Chinese tech firm Huawei has been given the go-ahead for limited involvement in the UK’s 5G infrastructure, the government has confirmed.
The full details of the decision, which was agreed at a meeting of the National Security Council this morning, are expected to be laid out by culture secretary Baroness Nicky Morgan in the House of Lords this afternoon.
Today the government confirmed Huawei will be designed a “high risk vendor”. As such it will be blocked from that core part of the system, while a 35 per cent cap would apply to its work in “non-sensitive parts of the network”, at the lower end of what had been expected by analysts.
The government will exclude Huawei from “sensitive geographic locations, such as nuclear sites and military bases,” the culture department said today.
Today Morgan said: “We want world-class connectivity as soon as possible, but this must not be at the expense of our national security. High risk vendors have never been and never will be in our most sensitive networks.
“The government has reviewed the supply chain for telecoms networks and concluded today it is necessary to have tight restrictions on the presence of high risk vendors.
“This is a UK-specific solution for UK-specific reasons and the decision deals with the challenges we face right now. It not only paves the way for secure and resilient networks, with our sovereignty over data protected, but it also builds on our strategy to develop a diversity of suppliers. We can now move forward and seize the huge opportunities of 21st century suppliers.”
The tech giant’s involvement in the network has been hugely controversial already, with Downing Street enduring heavy lobbying from the US over fears it could compromise the UK’s security.
All eyes on Five Eyes
Washington has threatened to eject the country from the multilateral Five Eyes agreement if Number 10 goes ahead with the decision. But industry sources have told the New English Times this heavy-handed approach was going down badly in Whitehall.
So far, US President Donald Trump has not responded.
Huawei’s vice president Victor Zhang praised the UK government for making an “evidence-based decision”.
“It gives the UK access to world-leading technology and ensures a competitive market,” he added. “We have supplied cutting-edge technology to telecoms operators in the UK for more than 15 years. We will build on this strong track record, supporting our customers as they invest in their 5G networks, boosting economic growth and helping the UK continue to compete globally.”
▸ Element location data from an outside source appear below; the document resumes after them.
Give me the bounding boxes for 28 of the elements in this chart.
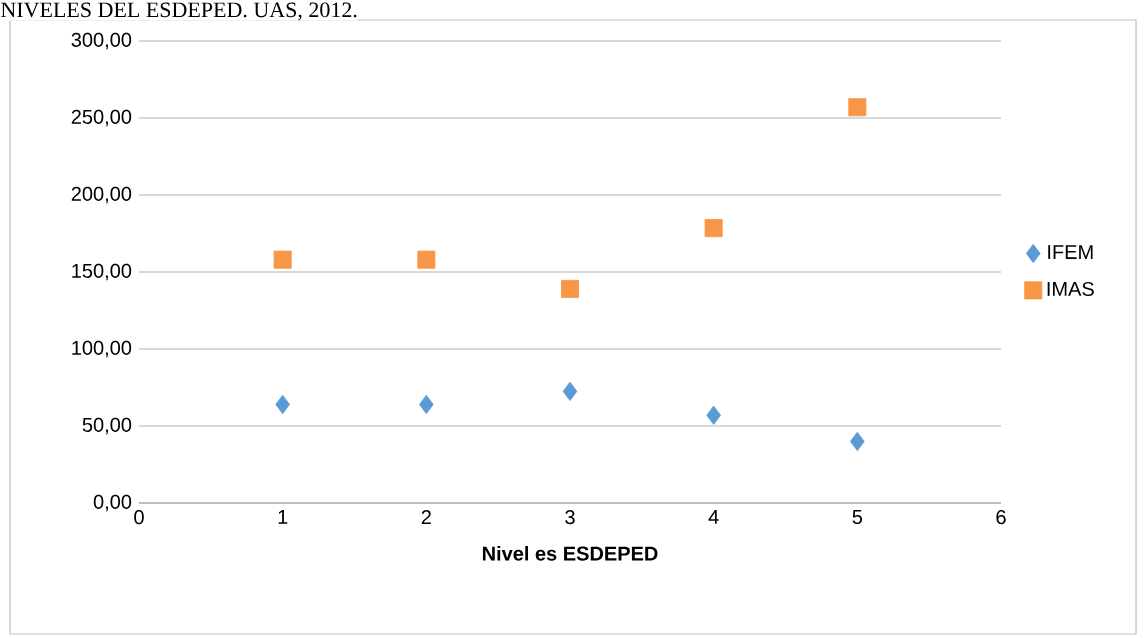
point [704, 219, 723, 238]
point [848, 98, 867, 117]
x-tick-label: 0 [134, 510, 144, 525]
x-tick-label: 5 [852, 510, 863, 525]
point [561, 279, 579, 298]
y-tick-label: 50,00 [82, 417, 132, 435]
y-tick-label: 300,00 [71, 32, 132, 50]
y-tick-label: 0,00 [93, 494, 132, 512]
point [275, 394, 290, 415]
point [562, 381, 578, 401]
legend-label: IMAS [1047, 281, 1094, 297]
y-tick-label: 200,00 [71, 186, 132, 204]
x-tick-label: 2 [421, 510, 431, 525]
x-axis-title: Nivel es ESDEPED [482, 545, 658, 561]
y-tick-label: 150,00 [72, 263, 132, 281]
point [850, 431, 865, 451]
legend-label: IFEM [1048, 245, 1093, 259]
x-tick-label: 6 [996, 510, 1006, 525]
x-tick-label: 3 [565, 510, 575, 525]
y-tick-label: 100,00 [72, 340, 132, 358]
x-tick-label: 4 [708, 510, 719, 524]
point [706, 405, 721, 425]
y-tick-label: 250,00 [71, 109, 132, 127]
point [417, 250, 436, 269]
point [419, 394, 434, 415]
x-tick-label: 1 [278, 510, 288, 524]
point [273, 250, 292, 269]
chart-title: NIVELES DEL ESDEPED. UAS, 2012. [1, 2, 357, 21]
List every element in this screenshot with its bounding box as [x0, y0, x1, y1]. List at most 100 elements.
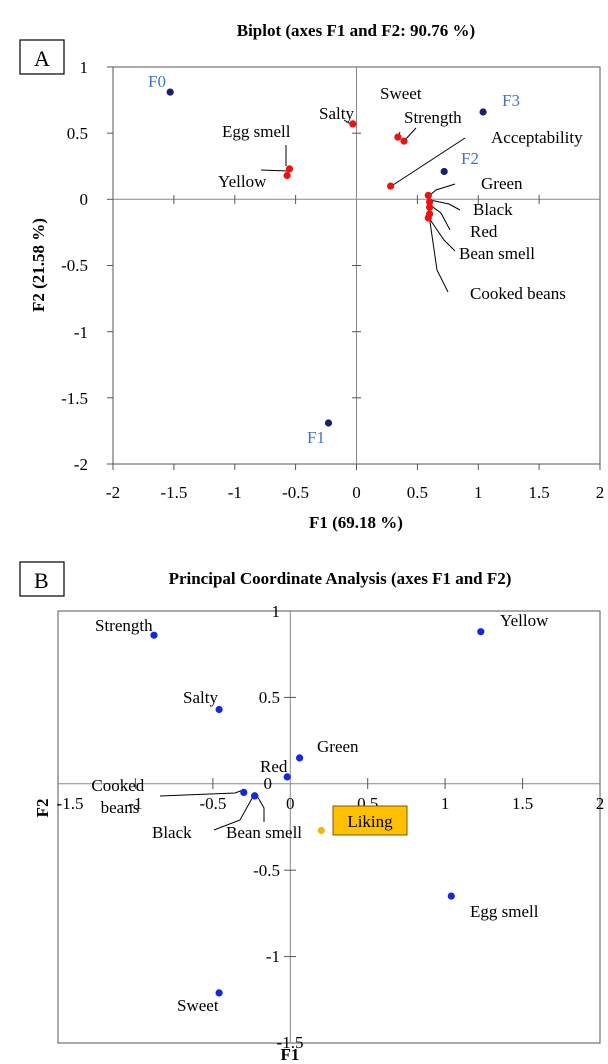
panel-a-label-f0: F0 [148, 72, 166, 91]
point-egg-smell [285, 165, 294, 173]
panel-b-x-tick-neg1: -1 [128, 794, 142, 813]
panel-b-y-axis-title: F2 [33, 799, 52, 818]
panel-a-label-red: Red [470, 222, 498, 241]
point-red [426, 203, 434, 211]
point-f3 [479, 108, 487, 116]
panel-a-variable-points [283, 120, 434, 222]
point-yellow [477, 628, 485, 636]
panel-b-y-tick-neg0.5: -0.5 [253, 861, 280, 880]
point-f1 [324, 419, 333, 427]
panel-b-label-black: Black [152, 823, 192, 842]
panel-b-label-cooked-beans: Cooked beans [91, 776, 148, 817]
panel-b-label-yellow: Yellow [500, 611, 549, 630]
point-bean-smell [251, 792, 259, 800]
panel-a-x-tick-2: 2 [596, 483, 605, 502]
panel-a-y-tick-0: 0 [80, 190, 89, 209]
panel-b-x-tick-neg0.5: -0.5 [199, 794, 226, 813]
point-sweet [394, 133, 402, 141]
panel-a-y-tick-0.5: 0.5 [67, 124, 88, 143]
panel-a-y-tick-neg0.5: -0.5 [61, 256, 88, 275]
panel-b-label-sweet: Sweet [177, 996, 219, 1015]
panel-a-x-tick-neg2: -2 [106, 483, 120, 502]
point-f2 [440, 167, 448, 176]
point-sweet [215, 989, 223, 997]
panel-a-leader-lines [260, 119, 466, 293]
panel-a-label-egg-smell: Egg smell [222, 122, 291, 141]
panel-b-y-tick-neg1: -1 [266, 947, 280, 966]
panel-a-label-green: Green [481, 174, 523, 193]
panel-a-label-f3: F3 [502, 91, 520, 110]
point-f0 [166, 88, 174, 96]
panel-a-y-tick-1: 1 [80, 58, 89, 77]
point-yellow [283, 171, 291, 180]
panel-b-label-red: Red [260, 757, 288, 776]
point-strength [150, 631, 158, 639]
panel-b-title: Principal Coordinate Analysis (axes F1 a… [169, 569, 512, 588]
panel-b-label-cooked-beans-line2: beans [101, 798, 140, 817]
point-green [424, 191, 432, 199]
point-cooked-beans [240, 788, 248, 797]
panel-a-label-salty: Salty [319, 104, 354, 123]
panel-b-tick-marks [134, 696, 524, 958]
panel-a-x-tick-neg0.5: -0.5 [282, 483, 309, 502]
panel-a-x-tick-neg1: -1 [228, 483, 242, 502]
panel-a-x-tick-0.5: 0.5 [407, 483, 428, 502]
panel-a-x-tick-neg1.5: -1.5 [160, 483, 187, 502]
point-acceptability [387, 182, 395, 190]
panel-a-y-tick-neg2: -2 [74, 455, 88, 474]
panel-a-label-cooked-beans: Cooked beans [470, 284, 566, 303]
panel-b-y-tick-0.5: 0.5 [259, 688, 280, 707]
panel-b-label-bean-smell: Bean smell [226, 823, 302, 842]
panel-a-title: Biplot (axes F1 and F2: 90.76 %) [237, 21, 475, 40]
panel-a-x-tick-0: 0 [352, 483, 361, 502]
panel-b-x-tick-1.5: 1.5 [512, 794, 533, 813]
panel-a-y-tick-neg1.5: -1.5 [61, 389, 88, 408]
panel-a-label-yellow: Yellow [218, 172, 267, 191]
panel-b-attribute-points [150, 628, 485, 997]
panel-b-plot-frame [57, 610, 601, 1044]
point-salty [349, 120, 357, 128]
panel-a-x-tick-1.5: 1.5 [528, 483, 549, 502]
panel-a-observation-points [166, 88, 487, 427]
panel-a: A Biplot (axes F1 and F2: 90.76 %) 1 0.5… [19, 21, 605, 532]
panel-a-y-tick-marks [107, 66, 361, 465]
panel-b-leader-lines [159, 789, 265, 831]
point-red [283, 773, 291, 781]
point-strength [400, 137, 408, 145]
panel-b-label-salty: Salty [183, 688, 218, 707]
panel-a-y-tick-neg1: -1 [74, 323, 88, 342]
panel-a-label-sweet: Sweet [380, 84, 422, 103]
point-salty [215, 705, 223, 714]
panel-b-liking-box [332, 805, 408, 836]
panel-b-label-egg-smell: Egg smell [470, 902, 539, 921]
panel-a-label-acceptability: Acceptability [491, 128, 583, 147]
panel-b-x-tick-neg1.5: -1.5 [57, 794, 84, 813]
panel-a-label-black: Black [473, 200, 513, 219]
panel-a-x-axis-title: F1 (69.18 %) [309, 513, 403, 532]
panel-b-x-tick-0: 0 [286, 794, 295, 813]
panel-b-y-tick-1: 1 [272, 602, 281, 621]
panel-b-label-liking: Liking [347, 812, 393, 831]
panel-b-label-cooked-beans-line1: Cooked [91, 776, 144, 795]
panel-a-label-f1: F1 [307, 428, 325, 447]
panel-b-label-box [19, 561, 65, 597]
panel-b-label: B [34, 568, 49, 593]
panel-a-x-tick-marks [112, 195, 601, 470]
panel-a-label-strength: Strength [404, 108, 462, 127]
point-green [296, 754, 304, 762]
panel-a-label-box [19, 39, 65, 75]
panel-a-label: A [34, 46, 50, 71]
panel-a-label-f2: F2 [461, 149, 479, 168]
panel-b-y-tick-0: 0 [264, 774, 273, 793]
panel-b-x-axis-title: F1 [281, 1045, 300, 1064]
point-egg-smell [447, 892, 455, 900]
panel-a-x-tick-1: 1 [474, 483, 483, 502]
point-black [426, 198, 434, 206]
panel-b-x-tick-1: 1 [441, 794, 450, 813]
panel-b-x-tick-2: 2 [596, 794, 605, 813]
panel-b-label-green: Green [317, 737, 359, 756]
panel-b: B Principal Coordinate Analysis (axes F1… [19, 561, 605, 1064]
panel-b-label-strength: Strength [95, 616, 153, 635]
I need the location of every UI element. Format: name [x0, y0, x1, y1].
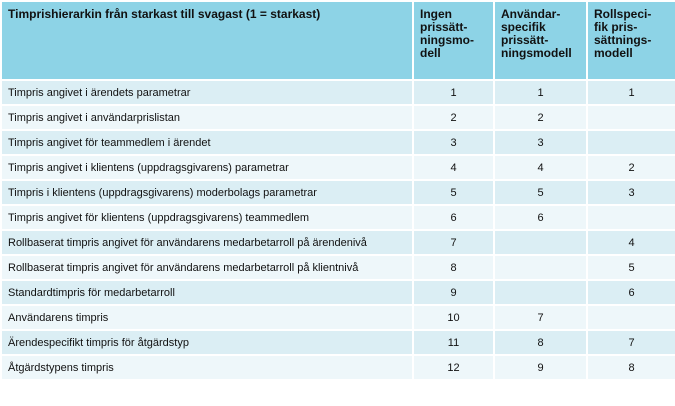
row-label: Standardtimpris för medarbetarroll: [0, 279, 414, 306]
header-row: Timprishierarkin från starkast till svag…: [0, 0, 675, 81]
table-row: Timpris angivet för teammedlem i ärendet…: [0, 129, 675, 156]
rank-cell: 3: [412, 129, 495, 156]
rank-cell: 3: [586, 179, 675, 206]
rank-cell: 5: [586, 254, 675, 281]
header-cell: Ingen prissätt- ningsmo- dell: [412, 0, 495, 81]
rank-cell: 1: [493, 79, 588, 106]
rank-cell: 2: [412, 104, 495, 131]
rank-cell: 6: [412, 204, 495, 231]
table-row: Åtgärdstypens timpris 12 9 8: [0, 354, 675, 381]
table-row: Timpris angivet i användarprislistan 2 2: [0, 104, 675, 131]
table-row: Timpris angivet för klientens (uppdragsg…: [0, 204, 675, 231]
row-label: Rollbaserat timpris angivet för användar…: [0, 254, 414, 281]
rank-cell: 1: [586, 79, 675, 106]
rank-cell: 4: [412, 154, 495, 181]
rank-cell: 10: [412, 304, 495, 331]
row-label: Timpris angivet i ärendets parametrar: [0, 79, 414, 106]
rank-cell: 8: [412, 254, 495, 281]
table-body: Timpris angivet i ärendets parametrar 1 1 1…: [0, 79, 675, 381]
rank-cell: 9: [493, 354, 588, 381]
table-row: Rollbaserat timpris angivet för användar…: [0, 254, 675, 281]
rank-cell: [586, 304, 675, 331]
rank-cell: 7: [412, 229, 495, 256]
rank-cell: [493, 254, 588, 281]
table-row: Standardtimpris för medarbetarroll 9 6: [0, 279, 675, 306]
rank-cell: 4: [493, 154, 588, 181]
rank-cell: 5: [493, 179, 588, 206]
row-label: Timpris angivet för klientens (uppdragsg…: [0, 204, 414, 231]
row-label: Timpris angivet i klientens (uppdragsgiv…: [0, 154, 414, 181]
rank-cell: [493, 229, 588, 256]
header-cell: Rollspeci- fik pris- sättnings- modell: [586, 0, 675, 81]
table-row: Ärendespecifikt timpris för åtgärdstyp 11…: [0, 329, 675, 356]
rank-cell: 9: [412, 279, 495, 306]
row-label: Ärendespecifikt timpris för åtgärdstyp: [0, 329, 414, 356]
header-cell: Timprishierarkin från starkast till svag…: [0, 0, 414, 81]
header-cell: Användar- specifik prissätt- ningsmodell: [493, 0, 588, 81]
rank-cell: 4: [586, 229, 675, 256]
table-row: Användarens timpris 10 7: [0, 304, 675, 331]
rank-cell: 1: [412, 79, 495, 106]
rank-cell: 5: [412, 179, 495, 206]
rank-cell: [586, 204, 675, 231]
rank-cell: [493, 279, 588, 306]
rank-cell: 2: [586, 154, 675, 181]
rank-cell: 7: [493, 304, 588, 331]
rank-cell: 3: [493, 129, 588, 156]
row-label: Rollbaserat timpris angivet för användar…: [0, 229, 414, 256]
table-row: Timpris angivet i ärendets parametrar 1 1 1: [0, 79, 675, 106]
rank-cell: 12: [412, 354, 495, 381]
rank-cell: 8: [493, 329, 588, 356]
rank-cell: 6: [493, 204, 588, 231]
row-label: Timpris angivet i användarprislistan: [0, 104, 414, 131]
rank-cell: 2: [493, 104, 588, 131]
row-label: Timpris i klientens (uppdragsgivarens) m…: [0, 179, 414, 206]
row-label: Användarens timpris: [0, 304, 414, 331]
rank-cell: 6: [586, 279, 675, 306]
row-label: Åtgärdstypens timpris: [0, 354, 414, 381]
table-row: Timpris i klientens (uppdragsgivarens) m…: [0, 179, 675, 206]
row-label: Timpris angivet för teammedlem i ärendet: [0, 129, 414, 156]
rank-cell: 8: [586, 354, 675, 381]
table-row: Rollbaserat timpris angivet för användar…: [0, 229, 675, 256]
price-hierarchy-table: Timprishierarkin från starkast till svag…: [0, 0, 675, 381]
rank-cell: [586, 129, 675, 156]
table-row: Timpris angivet i klientens (uppdragsgiv…: [0, 154, 675, 181]
rank-cell: [586, 104, 675, 131]
rank-cell: 11: [412, 329, 495, 356]
rank-cell: 7: [586, 329, 675, 356]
“We agree a diverse vendor market and fair competition are essential for network reliability and innovation, as well as ensuring consumers have access to the best possible technology.”
Rumbles on the backbenches
Yesterday afternoon, backbencher after backbencher stood up to raise concerns about Huawei’s involvement, with former foreign affairs select committee chairman Tom Tugendhat warning it could “nest a dragon” within the UK’s telecoms infrastructure.
Allowing Huawei to play a role in 5G would amount to letting “the fox into the henhouse”, he added.
Former party leader Iain Duncan Smith, who chaired Johnson’s leadership campaign during the summer, said: “That we should think about giving a company which is heavily subsidised by China, a country that has set out to steal data non-stop, and also technology, that we think of giving to them that right to be in what is essentially a very, very delicate area of our technology, the idea that we would do that seems to me utterly bizarre.
“I was led to believe that this government would not make that decision.”
Huawei all the fuss?
The shift from 4G to 5G is more than a simple upgrade. Advocates believe it will mark a revolutionary change thanks to massive Machine Type Communications (mMTC) and Ultra-Reliable and Low Latency Communications (URLLC). That means a new Internet of Things called the “tactile internet” , which will lead to increasingly sophisticated technology such as robotics and AI in pretty much every part of our lives.
Huawei is where things get awkward. The Chinese firm has received state support in the past, and Washington believes it can be compelled to incorporate software backdoors or hardware as spy tools for Beijing. Huawei has insisted there has never been any such demands made, nor that it would acquiesce if there were.
But the UK is the only member of the Five Eyes alliance – which includes Australia, Canada, New Zealand and the US – to allow the company to participate in the rollout of the new technology. Whitehall sources have stressed that the UK’s “architecture” is totally different to the US’ – hence Morgan’s reference to a “UK-specific” solution.
Critics argue that 5G doesn’t work like other systems, and that once Huawei is ‘in’ there is no way to stop it going wherever it likes. This rubs up against the argument put forward by industry that they can keep the firm out of the core.
But one industry source told the New English Times the US position that the system could be hacked from the outer-edges just isn’t credible. “You might as well have someone with an axe take out every cell tower in the country.”